Rifiuti elettronici, Ecolight: “Per migliorare la raccolta servono controlli più rigorosi”

Un sistema RAEE che nel nostro paese possa diventare più virtuoso attraverso controlli più rigorosi sui centri di raccolta e sulle filiere parallele; un maggiore rispetto delle regole e il coinvolgimento di tutti i produttori, solo così la raccolta dei rifiuti elettronici potrà fare un salto di qualità raggiungendo gli obiettivi europei e assicurando un trattamento corretto. E’ questo il percorso indicato dal presidente del Consorzio Ecolight, Walter Camarda, l’imprenditore varesino, all’indomani dell’assemblea generale.

Secondo Camarda, molto è stato fatto sia da Ecolight, sia da altri sistemi collettivi, ma si può fare di più per una vera economia circolare. Ma com’è stato per il consorzio l’anno 2017 in base al bilancio appena approvato? Secondo il presidente Camarda è stato un anno impegnativo, ma di svolta per Ecolight, poiché oltre a consolidare il suo ruolo nel panorama nazionale, si sono promosse nuove sfide come la creazione di un nuovo consorzio per la gestione dei rifiuti in polietilene, EcoPolietilene ed Ecolight Servizi dedicati ai servizi professionali.

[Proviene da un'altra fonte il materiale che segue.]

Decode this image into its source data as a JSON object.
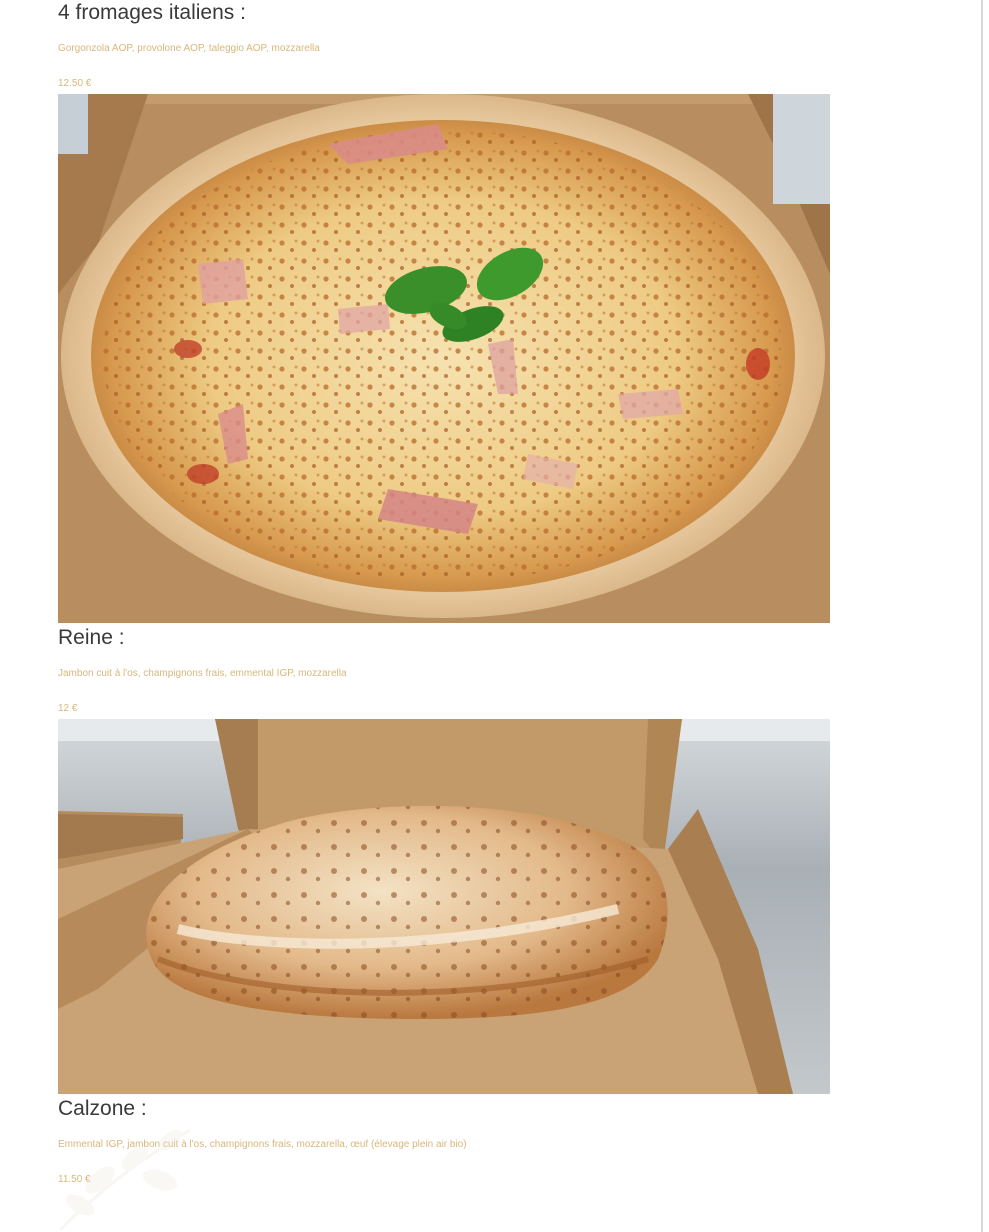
{
  "menu": {
    "items": [
      {
        "title": "4 fromages italiens :",
        "description": "Gorgonzola AOP, provolone AOP, taleggio AOP, mozzarella",
        "price": "12.50 €"
      },
      {
        "title": "Reine :",
        "description": "Jambon cuit à l'os, champignons frais, emmental IGP, mozzarella",
        "price": "12 €"
      },
      {
        "title": "Calzone :",
        "description": "Emmental IGP, jambon cuit à l'os, champignons frais, mozzarella, œuf (élevage plein air bio)",
        "price": "11.50 €"
      }
    ]
  },
  "colors": {
    "title": "#3a3a3a",
    "accent_text": "#d8b77a",
    "background": "#ffffff"
  },
  "images": {
    "pizza_photo_icon": "pizza-photo",
    "calzone_photo_icon": "calzone-photo",
    "watermark_icon": "leaf-watermark-icon"
  }
}
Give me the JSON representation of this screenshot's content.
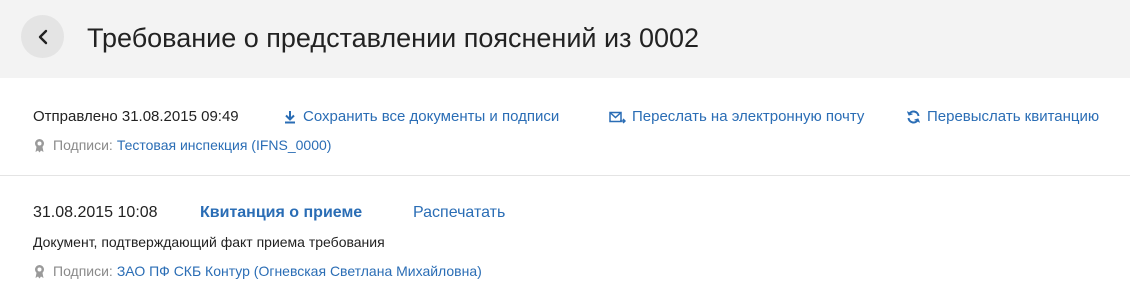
{
  "header": {
    "title": "Требование о представлении пояснений из 0002",
    "back_icon": "chevron-left-icon"
  },
  "sent_section": {
    "sent_text": "Отправлено 31.08.2015 09:49",
    "actions": {
      "save_all": {
        "label": "Сохранить все документы и подписи",
        "icon": "download-icon"
      },
      "forward_email": {
        "label": "Переслать на электронную почту",
        "icon": "mail-forward-icon"
      },
      "resend_receipt": {
        "label": "Перевыслать квитанцию",
        "icon": "refresh-icon"
      }
    },
    "signatures": {
      "label": "Подписи:",
      "value": "Тестовая инспекция (IFNS_0000)",
      "icon": "seal-icon"
    }
  },
  "receipt_section": {
    "date": "31.08.2015 10:08",
    "link_label": "Квитанция о приеме",
    "print_label": "Распечатать",
    "description": "Документ, подтверждающий факт приема требования",
    "signatures": {
      "label": "Подписи:",
      "value": "ЗАО ПФ СКБ Контур (Огневская Светлана Михайловна)",
      "icon": "seal-icon"
    }
  },
  "colors": {
    "link": "#2a6db5",
    "header_bg": "#f3f3f3",
    "muted": "#8a8a8a"
  }
}
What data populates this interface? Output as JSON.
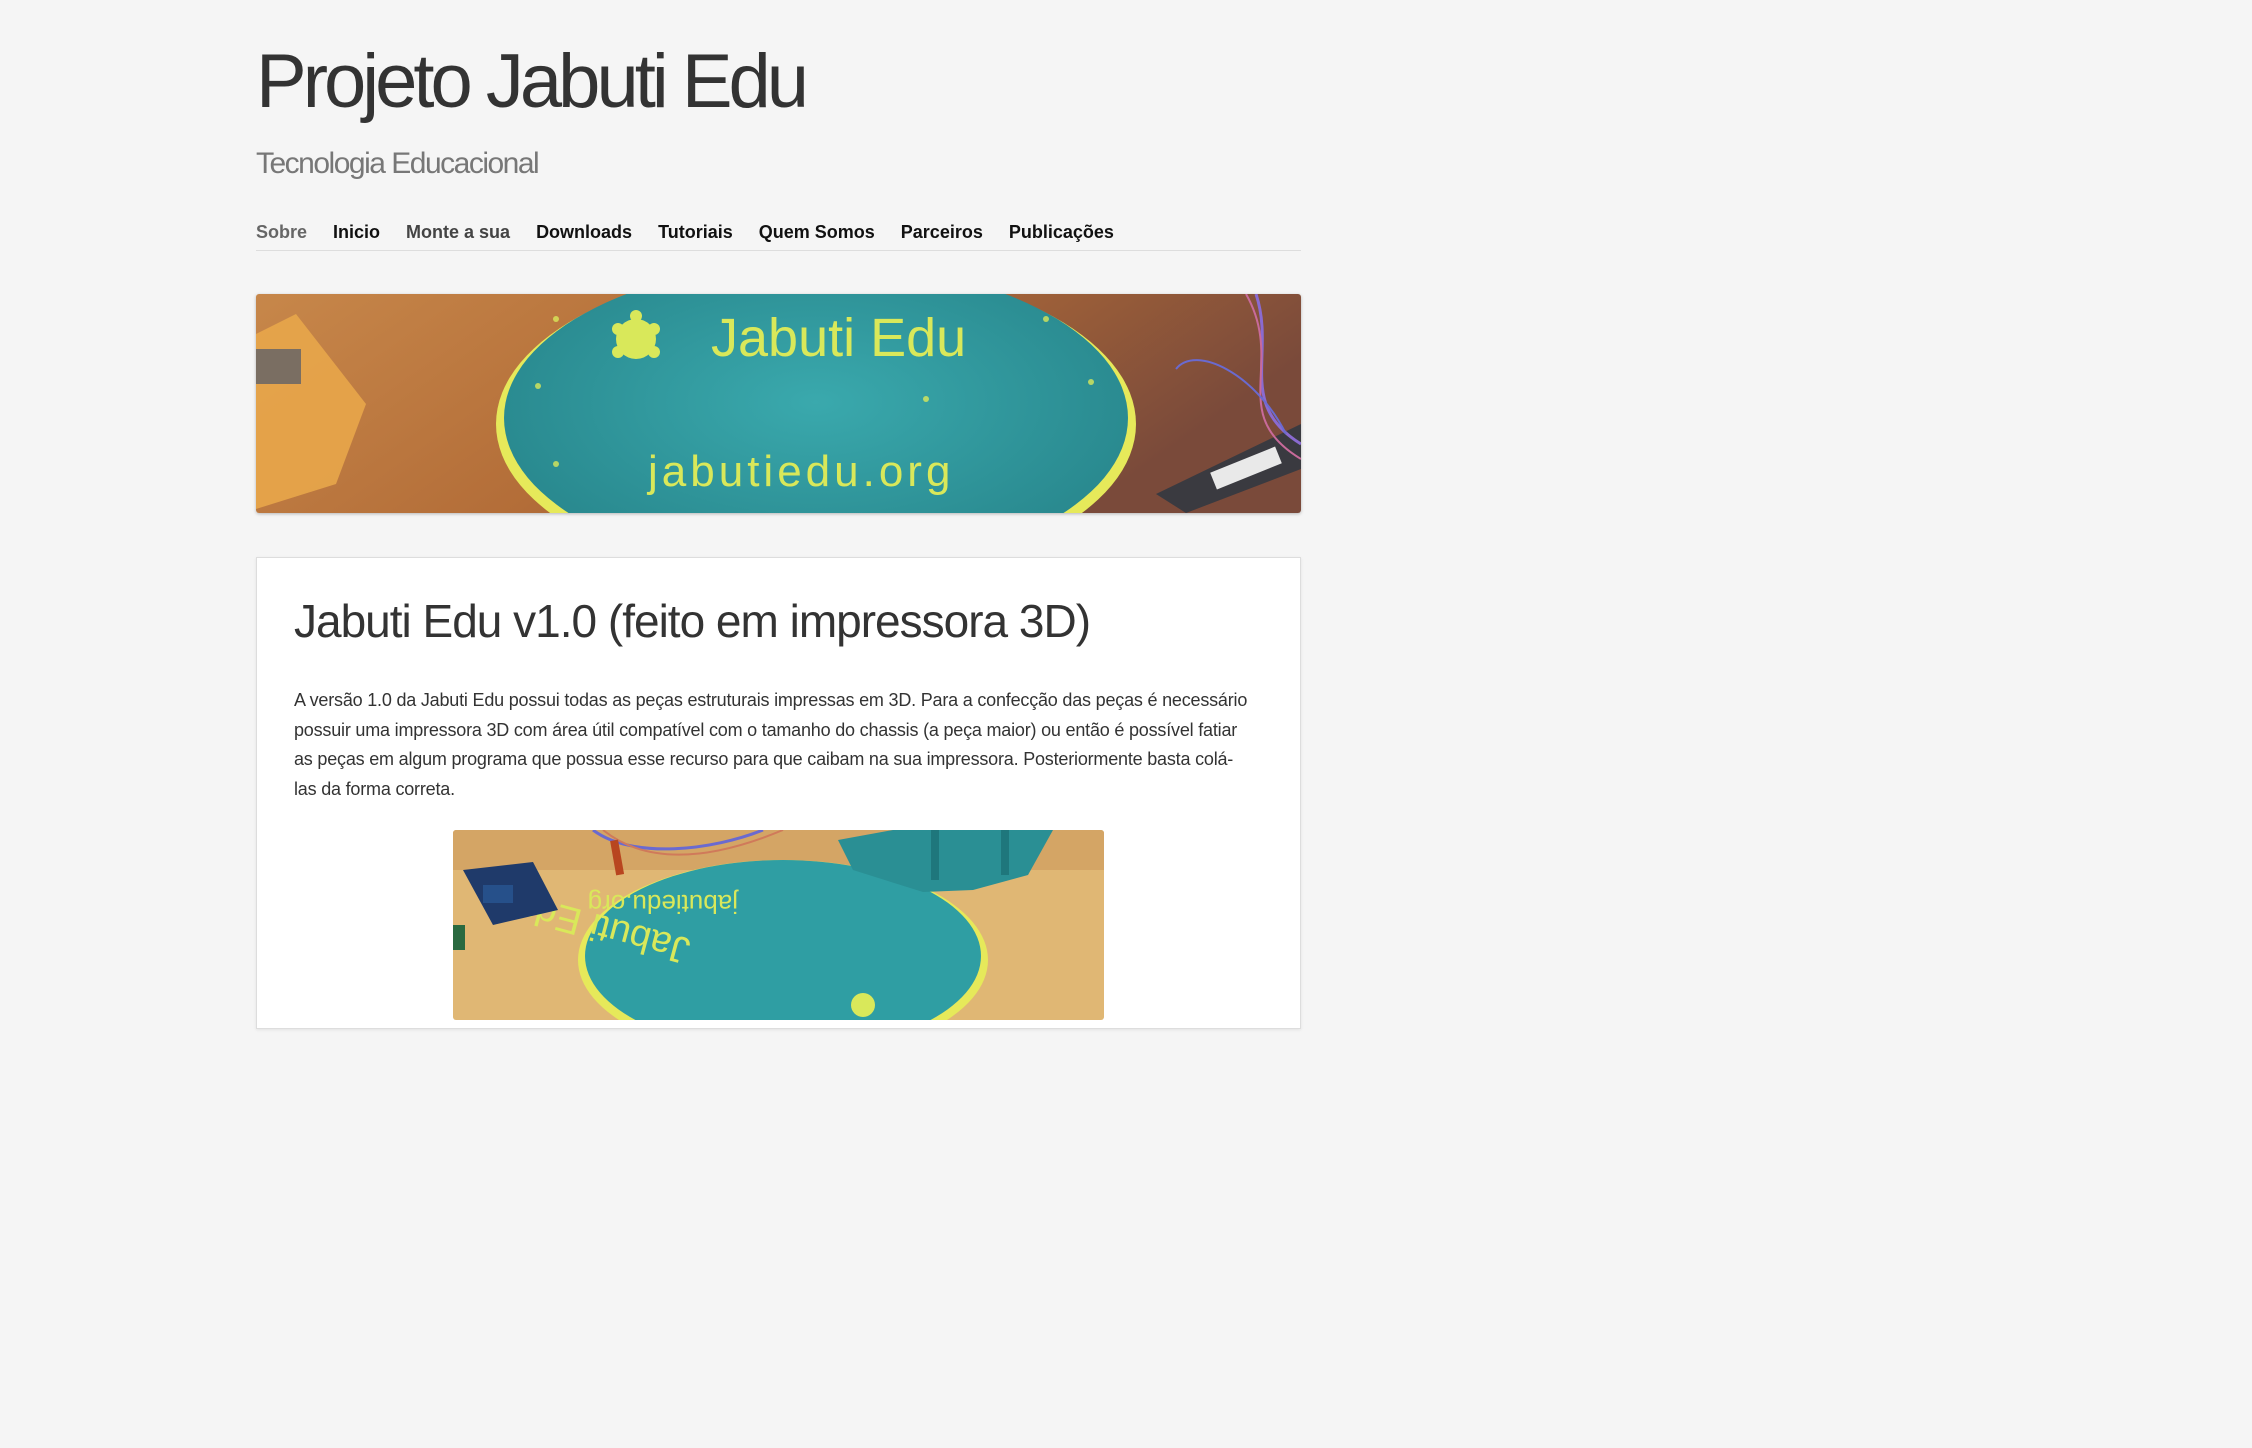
{
  "site": {
    "title": "Projeto Jabuti Edu",
    "tagline": "Tecnologia Educacional"
  },
  "nav": {
    "items": [
      {
        "label": "Sobre"
      },
      {
        "label": "Inicio"
      },
      {
        "label": "Monte a sua"
      },
      {
        "label": "Downloads"
      },
      {
        "label": "Tutoriais"
      },
      {
        "label": "Quem Somos"
      },
      {
        "label": "Parceiros"
      },
      {
        "label": "Publicações"
      }
    ]
  },
  "banner": {
    "disc_text_top": "Jabuti Edu",
    "disc_text_bottom": "jabutiedu.org"
  },
  "post": {
    "title": "Jabuti Edu v1.0 (feito em impressora 3D)",
    "body": "A versão 1.0 da Jabuti Edu possui todas as peças estruturais impressas em 3D. Para a confecção das peças é necessário possuir uma impressora 3D com área útil compatível com o tamanho do chassis (a peça maior) ou então é possível fatiar as peças em algum programa que possua esse recurso para que caibam na sua impressora. Posteriormente basta colá-las da forma correta.",
    "image": {
      "disc_text_top": "jabutiedu.org",
      "disc_text_bottom": "Jabuti Edu"
    }
  },
  "colors": {
    "background": "#f5f5f5",
    "disc_teal": "#2f9ea3",
    "disc_yellow": "#e8f06a",
    "wood": "#b9743e"
  }
}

Capitolo raggruppamento R4 (i piccoli elettrodomestici ed elettronica di consumo) cui appartiene oltre il 70% dei rifiuti gestiti, Ecolight ha supportato la distribuzione, con gli obblighi dell’Uno contro Uno e dell’Uno contro Zero ha gestito i rifiuti elettronici consegnati dai consumatori, servendo quasi 3.000 punti vendita. La raccolta RAEE è operativa in Italia dal 2008 , da quella data i risultati sono notevolmente migliorati, ma ancora nel 2017 non si sono raggiunti gli obiettivi europei.

Occorre maggiore impegno per quanto riguarda i controlli, il fenomeno della cannibalizzazione dei rifiuti portati alle isole ecologiche e ai centri di raccolta penalizza i sistemi collettivi e tutta la filiera del riciclo e ancora ci sono ampie zone grigie, dove prospera una gestione di questi rifiuti che non rispetta le regole.

In ultimo, secondo Camarda occorre incrementare la raccolta dei piccoli rifiuti elettronici,(R4) fornendo a tal fine strumenti adeguati alla Distribuzione. Il sistema RAEE può contribuire all’Economia circolare, ma come? Secondo quanto spiega ancora il presidente Camarda: “All’interno di un quadro complessivo che spinge sul recupero e sul riuso, Ecolight ha fatto e fa la propria parte. Ricordo il progetto europeo che abbiamo sviluppato e che ha portato all’introduzione di strumenti innovativi per la raccolta dei rifiuti elettronici di piccole dimensioni. È di poche settimane fa invece il progetto che abbiamo avviato insieme con l’Università di Brescia e Stena Technoworld per migliorare il recupero della plastica contenuta nei RAEE. Si tratta di una quota significativa dalla quale, ne siamo convinti, si potrebbe ricavare importanti quantitativi di materie prime seconde.

Sul tema dell’adeguato trattamento dei rifiuti elettronici, Ecolight ha aderito volontariamente al protocollo che punta, con la collaborazione degli impianti partner, a migliorare i livelli di recupero; siamo in attesa però del Decreto che possa regolamentare ufficialmente tutti i passaggi e diventare quindi norma da rispettare”.